Another upside in this situation is that I have all of the versions saved in case a copy or reprint of the image is requested. No need to recreate the original editing and export a new copy, just select the Snapshot and export. This also is handy for other large events with a large number of images. If there is a need for extensive editing on any given image, you can always create a Virtual Copy. There I no need for a copy for each revision.
They key advantage of Snapshots here is Organization.
Post Processing for Clients
Another job I frequently perform is post processing for other photographers. With Lightroom I am times faster than others who rely on the old Bridge/ACR paradigm. Try as I will, I cannot get some of the local photographers to change their ways. So they solicit me for assistance in editing their photos, and often request multiple revisions of particular files implementing different effects from my film presets.
In this situation I import their RAW files into Lightroom and convert them to DNG if they are not already. I process the images as requested and save each revision as a Snapshot. These Snapshots are saved directly inside the DNG file (or in sidecar files if working with native RAW images). After I process all their images, I can deliver them the edited DNG files with the Snapshots built in.
Back on their end, all they have to do is open the DNG file and they will discover that all my Snapshots are present in ACR in the Snapshots tab.
No need for multiple copies of the same RAW file to have multiple versions of the same image. So if you are collaborating with another photographer who still depends on Bridge/ACR or has drank Apple’s Kool-Aid and relies upon Aperture you can still share your work with them, Snapshots intact, if they Have Photoshop and ACR.
In this situation the advantage of Snapshots is Portability.
We have all been in this situation. You have your image in front of you and have no idea where you want to go with it. So you start adjusting the image, and you have another idea and back up the History and start adjusting again. Snapshots can come to your rescue here. When you decide you are ready to start over, make a Snapshot of your last state. As you continue to play with the image, you will always be able to look back on your previous attempts and see if you are improving or not. By creating Snapshots along the way, you are leaving a paint trail you can retrace your steps with. If you simply use the History to reset your processing, it’s like leaving a crumb trail and birds eating the crumbs…it is hard to retrace your previous steps.
After you have ran through a couple iterations of development, you can click through the snapshots you created and see which one you like best. Then you can proceed to edit further from that point or spawn off a Virtual Copy for further editing. Snapshots give you the flexibility to jump between different development settings with ease. I often find my first attempt was the best, but I had to see my other options before I decided that. Snapshots protect the integrity of that first try without having to remember the recipe to get there.

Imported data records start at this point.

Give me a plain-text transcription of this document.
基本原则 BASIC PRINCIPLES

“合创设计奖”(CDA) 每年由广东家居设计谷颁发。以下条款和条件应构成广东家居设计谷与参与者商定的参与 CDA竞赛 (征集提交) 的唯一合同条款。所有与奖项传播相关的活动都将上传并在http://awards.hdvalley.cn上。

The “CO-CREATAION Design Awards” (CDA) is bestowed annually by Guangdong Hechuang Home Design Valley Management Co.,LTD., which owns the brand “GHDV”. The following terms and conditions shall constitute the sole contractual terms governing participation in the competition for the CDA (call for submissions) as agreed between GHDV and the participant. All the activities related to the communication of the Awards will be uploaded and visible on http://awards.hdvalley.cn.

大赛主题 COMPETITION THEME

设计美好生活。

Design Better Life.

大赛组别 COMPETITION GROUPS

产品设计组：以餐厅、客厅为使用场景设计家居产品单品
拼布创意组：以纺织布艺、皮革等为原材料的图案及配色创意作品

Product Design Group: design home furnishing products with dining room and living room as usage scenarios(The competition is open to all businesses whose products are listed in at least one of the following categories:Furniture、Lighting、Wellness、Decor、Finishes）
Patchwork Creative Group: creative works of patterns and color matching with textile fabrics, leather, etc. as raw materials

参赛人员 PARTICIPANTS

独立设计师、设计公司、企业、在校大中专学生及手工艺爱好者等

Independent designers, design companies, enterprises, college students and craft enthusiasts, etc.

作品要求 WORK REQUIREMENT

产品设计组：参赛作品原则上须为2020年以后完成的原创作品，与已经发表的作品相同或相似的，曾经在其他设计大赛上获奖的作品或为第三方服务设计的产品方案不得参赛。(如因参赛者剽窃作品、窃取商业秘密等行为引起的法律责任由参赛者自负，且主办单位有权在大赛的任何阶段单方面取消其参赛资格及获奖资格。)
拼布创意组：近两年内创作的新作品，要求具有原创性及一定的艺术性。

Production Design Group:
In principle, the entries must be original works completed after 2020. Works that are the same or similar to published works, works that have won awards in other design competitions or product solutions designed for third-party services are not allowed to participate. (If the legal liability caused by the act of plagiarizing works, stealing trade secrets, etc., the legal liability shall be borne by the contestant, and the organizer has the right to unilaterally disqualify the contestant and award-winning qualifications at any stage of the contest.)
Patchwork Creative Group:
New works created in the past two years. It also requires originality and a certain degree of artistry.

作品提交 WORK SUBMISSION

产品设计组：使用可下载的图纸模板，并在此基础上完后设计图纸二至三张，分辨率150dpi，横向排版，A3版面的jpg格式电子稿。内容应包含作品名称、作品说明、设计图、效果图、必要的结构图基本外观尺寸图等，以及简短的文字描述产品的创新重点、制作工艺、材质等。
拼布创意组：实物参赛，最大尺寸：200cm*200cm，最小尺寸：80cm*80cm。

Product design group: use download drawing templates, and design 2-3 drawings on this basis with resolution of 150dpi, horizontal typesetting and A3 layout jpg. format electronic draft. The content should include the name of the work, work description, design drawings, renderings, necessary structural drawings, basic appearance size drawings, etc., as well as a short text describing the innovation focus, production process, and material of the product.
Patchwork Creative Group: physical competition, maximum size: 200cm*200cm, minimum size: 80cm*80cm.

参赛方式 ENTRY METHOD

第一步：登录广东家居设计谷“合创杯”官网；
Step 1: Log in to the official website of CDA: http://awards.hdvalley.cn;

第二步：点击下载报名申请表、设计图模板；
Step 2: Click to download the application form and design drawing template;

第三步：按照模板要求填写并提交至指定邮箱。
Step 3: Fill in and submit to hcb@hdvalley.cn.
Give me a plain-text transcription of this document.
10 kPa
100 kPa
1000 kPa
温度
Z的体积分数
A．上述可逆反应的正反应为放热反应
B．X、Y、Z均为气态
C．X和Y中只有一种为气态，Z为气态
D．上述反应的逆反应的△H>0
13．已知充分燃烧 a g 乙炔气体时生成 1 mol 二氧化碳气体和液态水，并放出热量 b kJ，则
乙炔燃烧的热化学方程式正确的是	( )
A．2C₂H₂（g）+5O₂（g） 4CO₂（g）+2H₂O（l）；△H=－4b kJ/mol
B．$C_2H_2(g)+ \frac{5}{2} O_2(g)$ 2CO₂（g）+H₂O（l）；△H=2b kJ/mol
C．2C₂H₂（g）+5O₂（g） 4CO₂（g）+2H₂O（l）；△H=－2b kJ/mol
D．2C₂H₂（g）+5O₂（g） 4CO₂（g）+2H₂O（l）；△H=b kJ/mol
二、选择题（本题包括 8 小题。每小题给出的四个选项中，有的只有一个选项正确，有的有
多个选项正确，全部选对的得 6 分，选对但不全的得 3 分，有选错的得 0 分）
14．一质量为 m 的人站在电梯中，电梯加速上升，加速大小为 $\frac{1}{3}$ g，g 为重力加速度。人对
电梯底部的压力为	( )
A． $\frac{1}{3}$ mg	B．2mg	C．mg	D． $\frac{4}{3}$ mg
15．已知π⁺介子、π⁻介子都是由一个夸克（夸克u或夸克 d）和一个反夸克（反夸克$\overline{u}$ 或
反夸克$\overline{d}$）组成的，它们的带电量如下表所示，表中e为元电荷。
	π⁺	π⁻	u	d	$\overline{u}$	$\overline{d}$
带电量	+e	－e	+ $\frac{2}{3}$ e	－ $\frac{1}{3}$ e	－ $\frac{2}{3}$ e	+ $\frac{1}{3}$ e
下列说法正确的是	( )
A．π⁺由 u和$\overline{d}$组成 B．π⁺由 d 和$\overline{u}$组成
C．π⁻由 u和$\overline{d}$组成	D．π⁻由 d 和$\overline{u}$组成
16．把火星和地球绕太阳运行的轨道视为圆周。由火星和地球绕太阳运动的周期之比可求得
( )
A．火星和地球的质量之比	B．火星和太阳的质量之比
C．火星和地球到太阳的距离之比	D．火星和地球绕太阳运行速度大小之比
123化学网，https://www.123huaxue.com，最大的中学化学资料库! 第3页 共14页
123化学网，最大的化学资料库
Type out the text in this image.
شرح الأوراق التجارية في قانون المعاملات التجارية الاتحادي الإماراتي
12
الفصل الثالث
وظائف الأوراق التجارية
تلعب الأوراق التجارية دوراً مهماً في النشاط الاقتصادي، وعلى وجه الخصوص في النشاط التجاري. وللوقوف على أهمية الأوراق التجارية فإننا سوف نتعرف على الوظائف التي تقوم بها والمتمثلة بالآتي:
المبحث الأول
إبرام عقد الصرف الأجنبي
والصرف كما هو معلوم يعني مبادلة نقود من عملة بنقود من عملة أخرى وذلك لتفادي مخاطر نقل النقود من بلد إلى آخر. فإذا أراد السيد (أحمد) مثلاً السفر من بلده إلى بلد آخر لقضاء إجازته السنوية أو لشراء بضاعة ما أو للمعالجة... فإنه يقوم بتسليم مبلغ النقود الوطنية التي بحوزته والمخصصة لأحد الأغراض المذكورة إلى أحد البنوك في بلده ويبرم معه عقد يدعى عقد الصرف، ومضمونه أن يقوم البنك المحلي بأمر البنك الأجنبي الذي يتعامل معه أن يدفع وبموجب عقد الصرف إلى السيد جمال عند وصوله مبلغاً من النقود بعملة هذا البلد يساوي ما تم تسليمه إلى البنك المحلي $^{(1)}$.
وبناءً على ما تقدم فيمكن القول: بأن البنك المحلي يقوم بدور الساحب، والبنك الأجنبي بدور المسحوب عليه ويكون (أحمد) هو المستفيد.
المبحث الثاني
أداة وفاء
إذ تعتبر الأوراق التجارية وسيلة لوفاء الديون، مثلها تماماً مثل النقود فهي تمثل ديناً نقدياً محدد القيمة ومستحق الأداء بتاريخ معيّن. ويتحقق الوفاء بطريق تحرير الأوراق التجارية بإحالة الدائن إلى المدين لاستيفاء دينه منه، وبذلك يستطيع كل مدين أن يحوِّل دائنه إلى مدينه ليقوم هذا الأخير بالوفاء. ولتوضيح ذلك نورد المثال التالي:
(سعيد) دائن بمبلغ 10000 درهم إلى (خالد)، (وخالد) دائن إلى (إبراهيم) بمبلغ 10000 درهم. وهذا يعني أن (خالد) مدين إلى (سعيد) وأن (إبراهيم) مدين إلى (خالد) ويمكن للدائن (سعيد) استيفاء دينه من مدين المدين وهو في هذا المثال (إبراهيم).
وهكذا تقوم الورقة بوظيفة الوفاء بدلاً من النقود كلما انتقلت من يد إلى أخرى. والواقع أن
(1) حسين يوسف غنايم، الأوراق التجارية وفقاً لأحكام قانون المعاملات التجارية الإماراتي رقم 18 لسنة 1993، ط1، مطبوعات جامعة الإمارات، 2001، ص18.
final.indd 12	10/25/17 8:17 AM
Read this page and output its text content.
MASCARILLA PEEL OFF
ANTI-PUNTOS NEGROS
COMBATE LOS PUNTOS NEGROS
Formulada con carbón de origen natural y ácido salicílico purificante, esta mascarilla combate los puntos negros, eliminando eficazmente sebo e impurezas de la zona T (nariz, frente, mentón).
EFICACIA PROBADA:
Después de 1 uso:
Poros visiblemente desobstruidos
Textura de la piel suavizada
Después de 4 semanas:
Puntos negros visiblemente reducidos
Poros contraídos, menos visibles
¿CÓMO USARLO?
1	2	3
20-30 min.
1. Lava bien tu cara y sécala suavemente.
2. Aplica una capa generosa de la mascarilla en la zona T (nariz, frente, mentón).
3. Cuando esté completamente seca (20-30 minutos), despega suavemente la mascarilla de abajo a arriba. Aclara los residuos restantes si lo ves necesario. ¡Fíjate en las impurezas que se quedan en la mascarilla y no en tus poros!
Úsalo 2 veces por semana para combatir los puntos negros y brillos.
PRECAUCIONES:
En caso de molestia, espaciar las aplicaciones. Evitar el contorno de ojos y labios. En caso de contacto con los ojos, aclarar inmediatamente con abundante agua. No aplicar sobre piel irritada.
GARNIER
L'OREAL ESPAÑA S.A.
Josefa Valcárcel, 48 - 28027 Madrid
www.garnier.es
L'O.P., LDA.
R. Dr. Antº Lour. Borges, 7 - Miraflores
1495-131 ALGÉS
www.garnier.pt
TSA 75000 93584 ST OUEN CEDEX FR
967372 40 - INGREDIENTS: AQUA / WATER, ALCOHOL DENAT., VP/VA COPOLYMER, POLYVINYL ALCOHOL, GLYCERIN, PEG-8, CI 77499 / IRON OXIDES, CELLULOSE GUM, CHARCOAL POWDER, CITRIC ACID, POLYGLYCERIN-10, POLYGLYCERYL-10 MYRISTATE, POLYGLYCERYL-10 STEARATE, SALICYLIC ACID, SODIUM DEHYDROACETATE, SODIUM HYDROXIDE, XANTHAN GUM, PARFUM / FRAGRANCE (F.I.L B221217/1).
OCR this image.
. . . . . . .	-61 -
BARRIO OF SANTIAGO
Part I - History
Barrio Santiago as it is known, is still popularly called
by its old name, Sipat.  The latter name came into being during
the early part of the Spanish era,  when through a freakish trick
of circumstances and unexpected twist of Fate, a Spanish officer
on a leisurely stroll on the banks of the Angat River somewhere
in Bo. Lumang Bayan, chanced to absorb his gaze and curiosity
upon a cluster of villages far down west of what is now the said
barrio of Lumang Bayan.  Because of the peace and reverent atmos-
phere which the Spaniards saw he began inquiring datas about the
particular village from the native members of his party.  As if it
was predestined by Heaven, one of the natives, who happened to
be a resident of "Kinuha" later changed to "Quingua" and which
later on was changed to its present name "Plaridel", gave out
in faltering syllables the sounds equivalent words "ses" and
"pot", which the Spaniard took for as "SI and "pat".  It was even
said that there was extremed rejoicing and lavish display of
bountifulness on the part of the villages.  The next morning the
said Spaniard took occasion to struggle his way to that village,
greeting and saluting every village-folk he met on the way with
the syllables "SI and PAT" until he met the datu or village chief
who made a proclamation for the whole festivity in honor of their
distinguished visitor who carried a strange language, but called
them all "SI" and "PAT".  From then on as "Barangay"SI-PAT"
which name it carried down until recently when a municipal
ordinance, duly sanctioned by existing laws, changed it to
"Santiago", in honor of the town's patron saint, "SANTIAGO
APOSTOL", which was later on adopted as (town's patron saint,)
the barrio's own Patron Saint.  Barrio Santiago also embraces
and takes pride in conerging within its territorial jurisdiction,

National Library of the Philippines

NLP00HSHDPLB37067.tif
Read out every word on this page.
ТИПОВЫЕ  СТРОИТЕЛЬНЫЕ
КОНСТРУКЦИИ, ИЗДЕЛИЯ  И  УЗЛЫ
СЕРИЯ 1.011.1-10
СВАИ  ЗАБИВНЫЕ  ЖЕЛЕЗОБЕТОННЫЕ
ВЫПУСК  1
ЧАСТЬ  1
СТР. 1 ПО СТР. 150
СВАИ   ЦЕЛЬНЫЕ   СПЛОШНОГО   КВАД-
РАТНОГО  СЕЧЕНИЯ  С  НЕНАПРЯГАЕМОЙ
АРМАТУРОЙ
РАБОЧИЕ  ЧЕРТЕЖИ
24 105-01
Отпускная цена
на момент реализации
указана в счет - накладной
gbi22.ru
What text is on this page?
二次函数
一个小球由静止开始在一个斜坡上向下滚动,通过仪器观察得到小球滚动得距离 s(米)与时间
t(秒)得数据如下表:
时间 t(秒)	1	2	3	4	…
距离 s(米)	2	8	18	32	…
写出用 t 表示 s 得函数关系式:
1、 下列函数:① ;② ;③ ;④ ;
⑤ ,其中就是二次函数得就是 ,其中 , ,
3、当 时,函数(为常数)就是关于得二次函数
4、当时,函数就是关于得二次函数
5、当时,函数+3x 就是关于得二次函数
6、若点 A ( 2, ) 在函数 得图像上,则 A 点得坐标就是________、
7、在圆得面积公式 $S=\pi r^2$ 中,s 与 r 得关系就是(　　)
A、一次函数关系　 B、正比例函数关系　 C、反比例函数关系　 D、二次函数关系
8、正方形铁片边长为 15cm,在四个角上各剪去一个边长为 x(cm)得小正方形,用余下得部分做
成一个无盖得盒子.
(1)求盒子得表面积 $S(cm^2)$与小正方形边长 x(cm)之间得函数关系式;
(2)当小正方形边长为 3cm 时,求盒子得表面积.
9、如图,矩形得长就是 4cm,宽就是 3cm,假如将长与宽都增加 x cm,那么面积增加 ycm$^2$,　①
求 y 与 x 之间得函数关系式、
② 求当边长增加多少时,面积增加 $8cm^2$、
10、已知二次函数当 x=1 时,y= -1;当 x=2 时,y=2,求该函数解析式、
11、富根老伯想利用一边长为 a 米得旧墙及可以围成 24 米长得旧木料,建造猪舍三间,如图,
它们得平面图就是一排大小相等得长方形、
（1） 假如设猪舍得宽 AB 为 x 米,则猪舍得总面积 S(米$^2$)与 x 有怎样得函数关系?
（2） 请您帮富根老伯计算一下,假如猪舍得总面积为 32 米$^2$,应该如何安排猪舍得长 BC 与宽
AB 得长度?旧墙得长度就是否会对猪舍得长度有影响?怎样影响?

In this situation the keyword is Flexibility.
Overall, Snapshots may not be anyone’s most used feature of Lightroom. However many people ignore its very existence, and in doing so may be hindering their workflow by over-complicating or obscuring their processes. To me the biggest feature is the ability to transfer the Snapshot generated in Lightroom into ACR. However to utilize this capability you must either enable Writing to Metadata or manually write to metadata before you burn your copies.
Hopefully this might have opened your eyes to what is capable with Snapshots. They are a nifty tool, but nowhere near as useful in most situations as Virtual Copies, but they do have their place in any Lightroom professional’s arsenal.